A blockchain is an anonymous online ledger that uses a data structure to simplify the way we transact. Without the help of third party blockchain allows users to manipulate the ledger in a secure way.
It protects the identities of the users. This way blockchain is a more secure way to carry out transactions. Each list of records in a blockchain is called a block. That is why it is known as blockchain because the various growing list of records i.e. blocks are linked and secured.
Do you know who invented Blockchain Technology?
In 2008, Blockchain Technology was invented by Satoshi Nakamoto for use in the cryptocurrency bitcoin, as its public transaction ledger. He aims at creating the decentralized Bitcoin ledger and on the other hand the blockchain was to allow users to control their own money so that no third party, not even the government, would be able to access or monitor it.
Blockchain for bitcoin made it the first digital currency to solve the double spending problem without the need of a trusted central authority or central server.
Why Blockchain technology is required?
The blockchain technology is a method that brings everyone to the highest degree of accountability. With the help of this technology no more transactions will be missed, human or machine errors will be minimised etc. Even nowadays major banks are experimenting this technology as they can use it for money transfers, record keeping and other backend functions. As an un-alterable ledger in real time it enables them to track documentation and authenticate ownership of assets digitally. Also, Indian IT service providers like Infosys and TCS companies are using this technology to create core banking platforms for banks.

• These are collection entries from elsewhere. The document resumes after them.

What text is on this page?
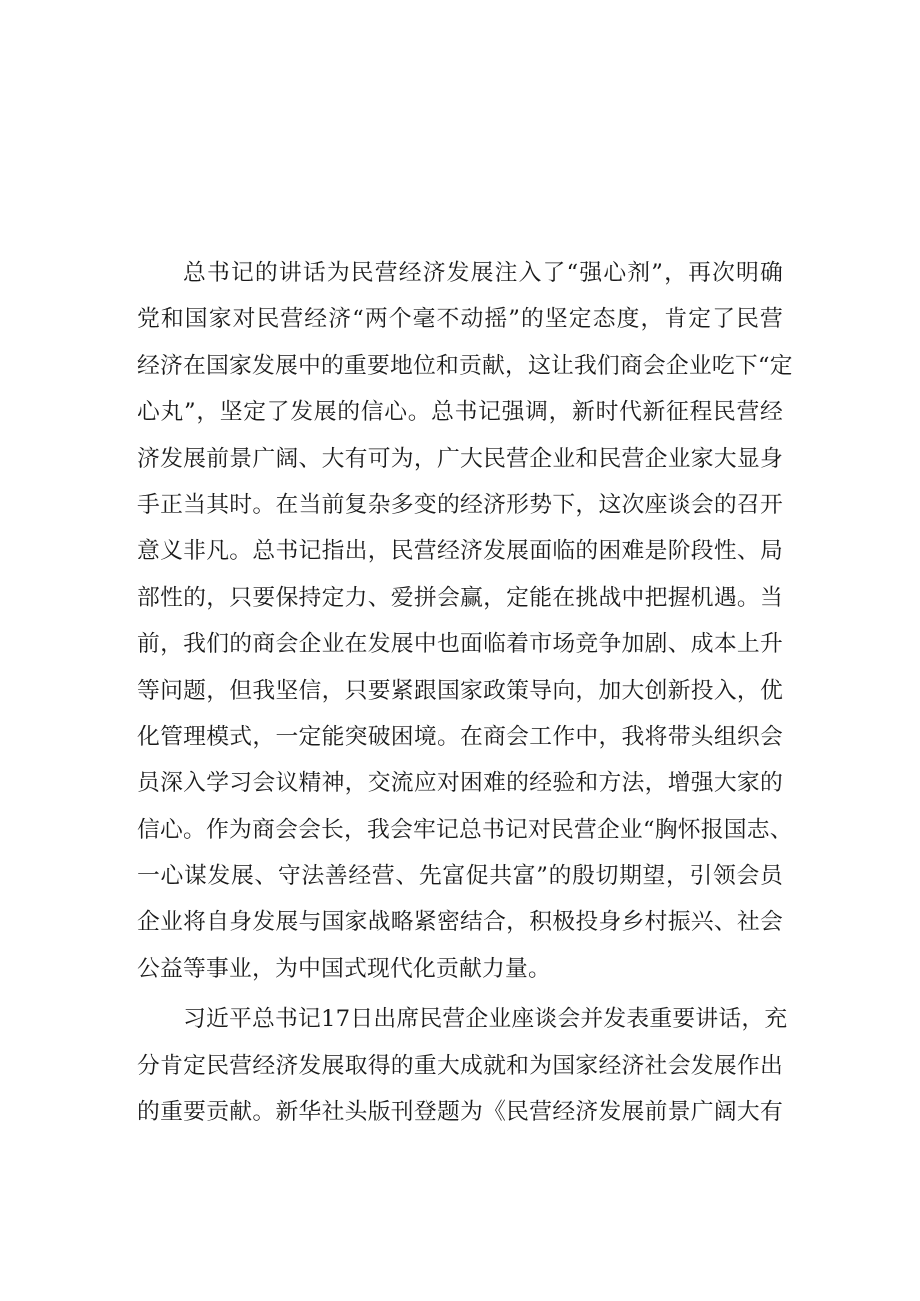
总书记的讲话为民营经济发展注入了“强心剂”，再次明确
党和国家对民营经济“两个毫不动摇”的坚定态度，肯定了民营
经济在国家发展中的重要地位和贡献，这让我们商会企业吃下“定
心丸”，坚定了发展的信心。总书记强调，新时代新征程民营经
济发展前景广阔、大有可为，广大民营企业和民营企业家大显身
手正当其时。在当前复杂多变的经济形势下，这次座谈会的召开
意义非凡。总书记指出，民营经济发展面临的困难是阶段性、局
部性的，只要保持定力、爱拼会赢，定能在挑战中把握机遇。当
前，我们的商会企业在发展中也面临着市场竞争加剧、成本上升
等问题，但我坚信，只要紧跟国家政策导向，加大创新投入，优
化管理模式，一定能突破困境。在商会工作中，我将带头组织会
员深入学习会议精神，交流应对困难的经验和方法，增强大家的
信心。作为商会会长，我会牢记总书记对民营企业“胸怀报国志、
一心谋发展、守法善经营、先富促共富”的殷切期望，引领会员
企业将自身发展与国家战略紧密结合，积极投身乡村振兴、社会
公益等事业，为中国式现代化贡献力量。
习近平总书记17日出席民营企业座谈会并发表重要讲话，充
分肯定民营经济发展取得的重大成就和为国家经济社会发展作出
的重要贡献。新华社头版刊登题为《民营经济发展前景广阔大有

Advantages of Blockchain Technology
- It will allow smart devices to speak to each other better and faster.
- Blockchain mechanism brings everyone to the highest degree of accountability. Therefore, solves the problem of manipulation.

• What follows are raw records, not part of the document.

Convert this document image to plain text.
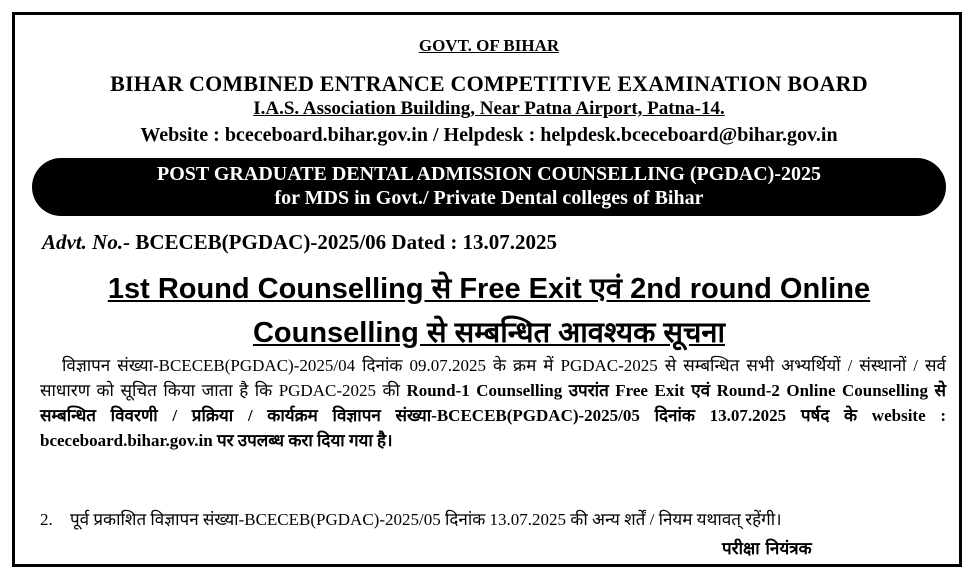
GOVT. OF BIHAR
BIHAR COMBINED ENTRANCE COMPETITIVE EXAMINATION BOARD
I.A.S. Association Building, Near Patna Airport, Patna-14.
Website : bceceboard.bihar.gov.in / Helpdesk : helpdesk.bceceboard@bihar.gov.in
POST GRADUATE DENTAL ADMISSION COUNSELLING (PGDAC)-2025
for MDS in Govt./ Private Dental colleges of Bihar
Advt. No.- BCECEB(PGDAC)-2025/06 Dated : 13.07.2025
1st Round Counselling से Free Exit एवं 2nd round Online
Counselling से सम्बन्धित आवश्यक सूचना
विज्ञापन संख्या-BCECEB(PGDAC)-2025/04 दिनांक 09.07.2025 के क्रम में PGDAC-2025 से सम्बन्धित सभी अभ्यर्थियों / संस्थानों / सर्व साधारण को सूचित किया जाता है कि PGDAC-2025 की Round-1 Counselling उपरांत Free Exit एवं Round-2 Online Counselling से सम्बन्धित विवरणी / प्रक्रिया / कार्यक्रम विज्ञापन संख्या-BCECEB(PGDAC)-2025/05 दिनांक 13.07.2025 पर्षद के website : bceceboard.bihar.gov.in पर उपलब्ध करा दिया गया है।
2. पूर्व प्रकाशित विज्ञापन संख्या-BCECEB(PGDAC)-2025/05 दिनांक 13.07.2025 की अन्य शर्तें / नियम यथावत् रहेंगी।
परीक्षा नियंत्रक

- The data that belongs to us we can own it that is online identity and reputation will be decentralised.
- Cryptocurrencies will take the power from the government to control the value of currencies and hand it to people.
- It will allow middleman-free way to exchange asset.

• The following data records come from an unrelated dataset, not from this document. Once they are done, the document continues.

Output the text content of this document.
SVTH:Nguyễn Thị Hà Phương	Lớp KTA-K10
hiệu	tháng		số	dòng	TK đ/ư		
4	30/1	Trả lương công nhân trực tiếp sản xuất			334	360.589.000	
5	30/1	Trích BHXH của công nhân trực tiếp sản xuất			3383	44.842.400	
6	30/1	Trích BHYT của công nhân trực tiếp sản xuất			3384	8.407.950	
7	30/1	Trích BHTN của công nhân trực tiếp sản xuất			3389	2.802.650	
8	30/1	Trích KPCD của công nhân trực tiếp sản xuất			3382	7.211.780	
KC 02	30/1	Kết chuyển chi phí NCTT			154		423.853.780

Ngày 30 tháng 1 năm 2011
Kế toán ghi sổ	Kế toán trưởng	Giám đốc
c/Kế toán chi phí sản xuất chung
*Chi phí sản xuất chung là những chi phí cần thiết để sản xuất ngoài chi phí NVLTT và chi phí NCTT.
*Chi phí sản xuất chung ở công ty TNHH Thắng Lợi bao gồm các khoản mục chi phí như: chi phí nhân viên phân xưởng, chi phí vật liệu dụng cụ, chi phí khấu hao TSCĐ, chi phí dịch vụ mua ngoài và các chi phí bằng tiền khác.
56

- It will allow the removal of intermediaries that are involved in record keeping and transfer of assets.
- It provides durability, reliability, and longevity with decentralised network.
- The data that are entered in blockchain based systems are immutable which prevent against fraud through manipulating transactions and the history of data. Therefore, all the transactions can be investigated and audited easily.
Challenges of Blockchain Technology
- To verify all the transactions huge power i.e. electricity is required.
- There should be security about the private key. Every time private key must remain secret because revealing it to third parties is equivalent to giving them control over the bitcoins secured by that key. Also, it is necessary to have a back up of the private key so that it can be protected from accidental loss. We know that if it is lost ones cannot be recovered and the funds secured by it are lost forever.
- We know blocks in a chain must be verified by the distributed network and it can take time. So, transaction speed can be an issue.
Is Blockchain technology safe to use?
Hope from the above discussion, it is clear that no doubt blockchain architecture can significantly bring down the costs and reduce inefficiencies in the financial sector. As, it allows two parties to execute a transaction without any intermediary. Without any human intervention blockchain allows financial institutions to execute and verify transactions discretely. And transactions are continuously maintained and verified in ‘blocks’ of records.
With the advancement of technology and the development of society the main goal of the government is to provide a method for a secure way of transactions. Whether methods are advanced or new technologies are emerging but the goal is same. As, blockchain allows consumers and suppliers to connect directly, removing the need for a third party.